The PCR judge's findings and her rejection of Dr. Dyer's opinion -- because Dr. Dyer attempted to fit the facts around the conclusion he desired to reach -- are entitled to our deference. State v. Locurto, 157 N.J. 463, 470-71 (1999).

We also reject the second part of the appeal, in which defendant asserts that his attorney was ineffective because he did not provide the sentencing judge with evidence that defendant had cooperated with law enforcement. The PCR judge found that defense counsel did not then know of facts that would support a claim to mitigating factor twelve. She found that defendant did not provide the information to his attorney at that time because he did not trust him. Again, these findings are entitled to our deference. In this regard, the PCR judge correctly observed, in quoting Dooley v.
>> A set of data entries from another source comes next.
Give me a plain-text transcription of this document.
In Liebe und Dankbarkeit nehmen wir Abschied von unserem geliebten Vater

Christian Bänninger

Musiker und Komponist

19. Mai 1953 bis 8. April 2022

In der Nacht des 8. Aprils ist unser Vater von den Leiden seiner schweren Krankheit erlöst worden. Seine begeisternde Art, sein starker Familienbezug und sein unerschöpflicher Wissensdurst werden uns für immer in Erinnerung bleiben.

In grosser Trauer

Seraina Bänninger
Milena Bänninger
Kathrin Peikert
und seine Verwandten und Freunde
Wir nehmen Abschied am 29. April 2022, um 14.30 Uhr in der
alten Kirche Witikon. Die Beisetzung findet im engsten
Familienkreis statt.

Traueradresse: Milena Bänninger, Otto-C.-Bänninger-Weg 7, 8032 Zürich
Petsock, 816 F.2d 885, 890-91 (3d Cir. 1987), cert. denied, 484 U.S. 863, 108 S.Ct. 182, 98 L.Ed. 2d 135 (1987), that "trial counsel cannot be ineffective for failing to raise claims as to which his client has neglected to supply the essential underlying facts when those facts are within the client's possession; clairvoyance is not required of effective trial counsel." Application of that principle was certainly appropriate here.*fn1

To summarize, we have no cause to disturb the PCR judge's determination that defendant failed to present proof of any professional errors in his attorney's preparation for and participation in the sentencing proceedings.

Affirmed.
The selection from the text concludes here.